One communication researcher did a study on people’s ability to identify another’s emotional moods from facial expression, body posture, and tone of voice. Not surprisingly, these non-verbal forms of communication actually do communicate. People can accurately identify emotional moods without words at a rate higher than chance would explain. Further, some people are better at reading emotions than others. Women did a better job than men in this particular study.
But one interesting fact from the study confirms the wisdom of Solomon: “Better is open rebuke than hidden love” (Proverbs 27:5, ESV).
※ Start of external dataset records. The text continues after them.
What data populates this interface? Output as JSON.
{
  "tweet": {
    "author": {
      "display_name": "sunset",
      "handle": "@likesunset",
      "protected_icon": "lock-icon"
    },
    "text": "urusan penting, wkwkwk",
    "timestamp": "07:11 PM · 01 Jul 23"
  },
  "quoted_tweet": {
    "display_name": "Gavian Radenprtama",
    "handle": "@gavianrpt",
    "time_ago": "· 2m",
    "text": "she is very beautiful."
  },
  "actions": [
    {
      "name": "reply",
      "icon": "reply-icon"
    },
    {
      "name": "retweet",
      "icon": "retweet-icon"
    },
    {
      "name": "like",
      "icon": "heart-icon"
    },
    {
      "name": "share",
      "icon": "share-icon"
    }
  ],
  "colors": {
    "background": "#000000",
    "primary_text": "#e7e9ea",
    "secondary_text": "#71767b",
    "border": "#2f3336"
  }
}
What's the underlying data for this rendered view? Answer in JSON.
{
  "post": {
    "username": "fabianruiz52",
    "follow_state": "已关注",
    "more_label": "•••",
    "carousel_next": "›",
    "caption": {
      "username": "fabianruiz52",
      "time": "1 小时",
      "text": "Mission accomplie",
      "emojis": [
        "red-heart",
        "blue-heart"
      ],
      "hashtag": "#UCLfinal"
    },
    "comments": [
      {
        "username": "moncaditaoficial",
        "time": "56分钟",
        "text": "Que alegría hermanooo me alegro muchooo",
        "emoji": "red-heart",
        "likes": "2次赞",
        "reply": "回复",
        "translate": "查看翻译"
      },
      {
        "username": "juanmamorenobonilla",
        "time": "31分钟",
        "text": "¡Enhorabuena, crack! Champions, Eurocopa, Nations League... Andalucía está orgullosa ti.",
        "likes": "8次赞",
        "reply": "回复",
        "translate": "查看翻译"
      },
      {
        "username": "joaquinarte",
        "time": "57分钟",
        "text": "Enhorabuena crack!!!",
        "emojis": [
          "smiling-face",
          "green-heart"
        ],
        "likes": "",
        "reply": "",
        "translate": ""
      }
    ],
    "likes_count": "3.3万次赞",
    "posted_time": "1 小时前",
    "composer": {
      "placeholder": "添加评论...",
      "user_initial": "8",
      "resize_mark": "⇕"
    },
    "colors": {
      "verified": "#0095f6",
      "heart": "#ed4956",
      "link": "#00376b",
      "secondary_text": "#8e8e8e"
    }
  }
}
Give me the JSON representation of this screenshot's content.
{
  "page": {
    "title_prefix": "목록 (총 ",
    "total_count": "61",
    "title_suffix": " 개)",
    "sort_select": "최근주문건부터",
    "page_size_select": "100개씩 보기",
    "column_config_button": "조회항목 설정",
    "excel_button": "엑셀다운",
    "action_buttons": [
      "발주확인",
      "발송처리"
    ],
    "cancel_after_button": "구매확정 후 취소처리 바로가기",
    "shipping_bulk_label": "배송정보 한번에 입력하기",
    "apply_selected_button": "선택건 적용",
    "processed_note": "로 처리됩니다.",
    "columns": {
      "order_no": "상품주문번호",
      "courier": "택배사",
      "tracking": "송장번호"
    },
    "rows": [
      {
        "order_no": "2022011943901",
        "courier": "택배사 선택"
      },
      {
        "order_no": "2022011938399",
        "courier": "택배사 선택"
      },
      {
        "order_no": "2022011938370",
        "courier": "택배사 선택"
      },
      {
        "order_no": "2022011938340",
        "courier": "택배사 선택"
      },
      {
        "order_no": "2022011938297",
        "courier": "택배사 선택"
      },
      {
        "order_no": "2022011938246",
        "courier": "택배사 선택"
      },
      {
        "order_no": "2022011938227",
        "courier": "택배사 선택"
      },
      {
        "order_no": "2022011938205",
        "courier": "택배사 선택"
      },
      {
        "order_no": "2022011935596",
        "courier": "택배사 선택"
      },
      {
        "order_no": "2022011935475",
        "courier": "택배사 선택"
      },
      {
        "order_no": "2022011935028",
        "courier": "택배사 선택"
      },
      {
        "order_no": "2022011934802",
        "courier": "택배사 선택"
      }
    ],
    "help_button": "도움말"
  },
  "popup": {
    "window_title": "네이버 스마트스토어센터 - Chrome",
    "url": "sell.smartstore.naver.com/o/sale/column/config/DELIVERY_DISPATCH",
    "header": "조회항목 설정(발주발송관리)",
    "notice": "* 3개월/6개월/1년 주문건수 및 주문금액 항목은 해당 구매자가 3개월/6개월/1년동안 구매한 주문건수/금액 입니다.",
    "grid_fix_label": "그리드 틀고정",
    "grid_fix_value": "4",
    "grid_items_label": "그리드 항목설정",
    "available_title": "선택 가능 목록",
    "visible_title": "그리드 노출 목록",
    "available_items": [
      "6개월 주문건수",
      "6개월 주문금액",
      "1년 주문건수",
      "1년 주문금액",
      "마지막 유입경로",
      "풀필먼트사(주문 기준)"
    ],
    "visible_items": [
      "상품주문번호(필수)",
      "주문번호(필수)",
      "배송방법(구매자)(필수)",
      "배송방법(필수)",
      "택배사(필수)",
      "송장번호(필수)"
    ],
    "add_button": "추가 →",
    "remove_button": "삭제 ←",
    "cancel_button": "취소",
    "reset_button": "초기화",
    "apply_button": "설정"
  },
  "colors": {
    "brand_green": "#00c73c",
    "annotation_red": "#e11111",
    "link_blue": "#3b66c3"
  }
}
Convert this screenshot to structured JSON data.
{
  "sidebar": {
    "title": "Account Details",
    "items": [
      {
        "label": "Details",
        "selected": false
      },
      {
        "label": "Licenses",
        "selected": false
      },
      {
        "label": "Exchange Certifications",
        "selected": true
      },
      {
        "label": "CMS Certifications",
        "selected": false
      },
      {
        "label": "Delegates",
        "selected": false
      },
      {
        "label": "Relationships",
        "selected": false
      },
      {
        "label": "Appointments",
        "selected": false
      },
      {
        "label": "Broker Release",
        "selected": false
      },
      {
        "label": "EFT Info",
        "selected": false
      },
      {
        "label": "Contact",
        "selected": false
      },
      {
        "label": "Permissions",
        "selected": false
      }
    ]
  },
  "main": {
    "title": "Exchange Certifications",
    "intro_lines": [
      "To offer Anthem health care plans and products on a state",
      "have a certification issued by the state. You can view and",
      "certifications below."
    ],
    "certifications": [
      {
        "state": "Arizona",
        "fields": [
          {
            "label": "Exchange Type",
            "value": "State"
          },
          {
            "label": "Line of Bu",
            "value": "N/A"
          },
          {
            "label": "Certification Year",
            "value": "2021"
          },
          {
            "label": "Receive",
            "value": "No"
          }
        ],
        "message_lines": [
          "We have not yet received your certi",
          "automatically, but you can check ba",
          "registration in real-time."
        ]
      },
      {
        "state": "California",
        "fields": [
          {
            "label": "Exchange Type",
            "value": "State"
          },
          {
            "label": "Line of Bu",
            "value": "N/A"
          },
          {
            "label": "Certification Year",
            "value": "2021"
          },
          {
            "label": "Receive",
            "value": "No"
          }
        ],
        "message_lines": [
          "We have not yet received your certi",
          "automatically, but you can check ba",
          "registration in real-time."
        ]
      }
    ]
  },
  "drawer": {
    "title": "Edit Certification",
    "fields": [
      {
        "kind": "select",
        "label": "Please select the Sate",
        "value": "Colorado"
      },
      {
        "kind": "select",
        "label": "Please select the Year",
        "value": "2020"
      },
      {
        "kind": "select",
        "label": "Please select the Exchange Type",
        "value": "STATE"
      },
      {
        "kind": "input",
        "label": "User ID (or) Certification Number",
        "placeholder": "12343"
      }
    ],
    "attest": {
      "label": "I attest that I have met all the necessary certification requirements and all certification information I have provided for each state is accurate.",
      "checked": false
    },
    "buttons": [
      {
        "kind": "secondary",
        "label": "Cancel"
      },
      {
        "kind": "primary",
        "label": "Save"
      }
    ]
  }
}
The researcher divided the moods into four categories—pleasurable or distressing, active or passive. The easiest emotions for test subjects to spot were the active/distressing ones such as fear, anger, and disgust. Test subjects almost always identified them correctly. But when the moods were passive/pleasurable such as feelings of love, admiration, and satisfaction the test subjects often missed them. The subjects either confused emotions with one another, or half the time, labeled them as boredom or dislike. The researcher noted:
The implications are obvious: if two people like each other but never give voice to their affection, there’s a good chance at least one of them will miss it. Yet if one party is temporarily upset by the other, it will come through loud and clear, even without a word spoken. Remedy: if you feel positive toward someone—say it!1
We may communicate even when we are not saying a word, but effective communication of the good feelings we have towards others need the added touch of the spoken word.
1Em Griffin, Making Friends (& Making Them Count) (Downers Grove, IL: InterVarsity Press, 1987), pp. 88-89.